Y Quevedo, seguro de que había asustado lo bastante á doña Clara, para que no se dilatase por su parte el viaje, salió.

Iba contento atravesando las calles.

—¿Qué puede suceder—decía—en tan poco tiempo? Iré á comer esta tarde á casa de la Dorotea, y de tal manera me mostraré amigo del duque, que acabará de creerme y me dará tiempo suficiente para dejarle burlado. Ahora volvamos junto á la pobre loca Dorotea, y concluyamos por aquel lado con lo que debemos á nuestro corazón.

Pero al entrar en la calle Ancha de San Bernardo, Quevedo vió venir hacia él un alcalde de casa y corte con sus alguaciles.

—¡Otra bandada de cangrejos!—exclamó—; está de Dios que nunca hayan de dejarme los tales. Y es el bueno Ruy Pérez Sarmiento, asno injerto en lobo, y alcalde de casa y corte por la gracia de Lerma; ¿y qué me querrá éste? paréceme que se arroja á hablarme.

En efecto, un alcalde de casa y corte avanzaba, vara enhiesta, hacia Quevedo. A poca distancia le seguían sus alguaciles, y venía detrás una silla de manos.

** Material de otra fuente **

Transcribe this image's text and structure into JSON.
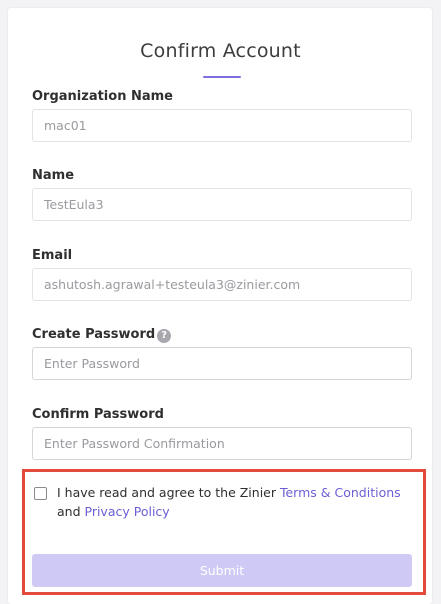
{
  "page": {
    "title": "Confirm Account",
    "accent_color": "#7b6fe0"
  },
  "form": {
    "organization": {
      "label": "Organization Name",
      "value": "mac01"
    },
    "name": {
      "label": "Name",
      "value": "TestEula3"
    },
    "email": {
      "label": "Email",
      "value": "ashutosh.agrawal+testeula3@zinier.com"
    },
    "create_password": {
      "label": "Create Password",
      "placeholder": "Enter Password",
      "help_icon": "?"
    },
    "confirm_password": {
      "label": "Confirm Password",
      "placeholder": "Enter Password Confirmation"
    }
  },
  "agreement": {
    "checked": false,
    "text_before": "I have read and agree to the Zinier ",
    "terms_link": "Terms & Conditions",
    "text_mid": " and ",
    "privacy_link": "Privacy Policy"
  },
  "submit": {
    "label": "Submit",
    "background": "#cfcaf5"
  },
  "highlight_color": "#e24b3b"
}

—Guárdeos Dios—dijo el alcalde á Quevedo parándose delante de él—, ¿me conocéis?

—Hace mucho tiempo, por el servidor más ciego de la justicia.

—¿Creéis que un alcalde de casa y corte puede prender á toda persona viviente en los reinos de su majestad y por su real mandato?

—Artículo de fe es ese de que no he dudado nunca—dijo Quevedo, al que pasó por los ojos tal cosa, que dió ocasión á que le rodeasen y asiesen de él de improviso los alguaciles.

—¡Eh! ¿qué es esto? ¿habréme convertido en doblón cuando con tal ansia me echáis mano?—dijo Quevedo.

—Os habéis convertido en hombre preso por el rey.

—Su majestad viva, y pues su majestad lo quiere, preso me reconozco.

—Metedle en la silla de manos.

—Meteréme yo, que aún no estoy impedido; que si yo rey no respetara...

—¿Qué decís?...

—Digo que nada digo, y concluyan y vamos y demos todos gusto al rey, que no hay para qué menos.

Y Quevedo se entró en la silla de manos.

Inmediatamente cerraron la portezuela, y como no tenía celosías ni vidrieras, Quevedo se quedó á obscuras.

—Al menos es blanda—dijo sintiendo el almohadón mullido de la silla—, y puesto que no podemos hacer otra cosa, y la alcoba nos cierran y á obscuras nos dejan, durmamos.

La litera echó á andar en aquellos momentos.

Poco después Quevedo, consecuente á su propósito y cansado y trasnochado, roncaba.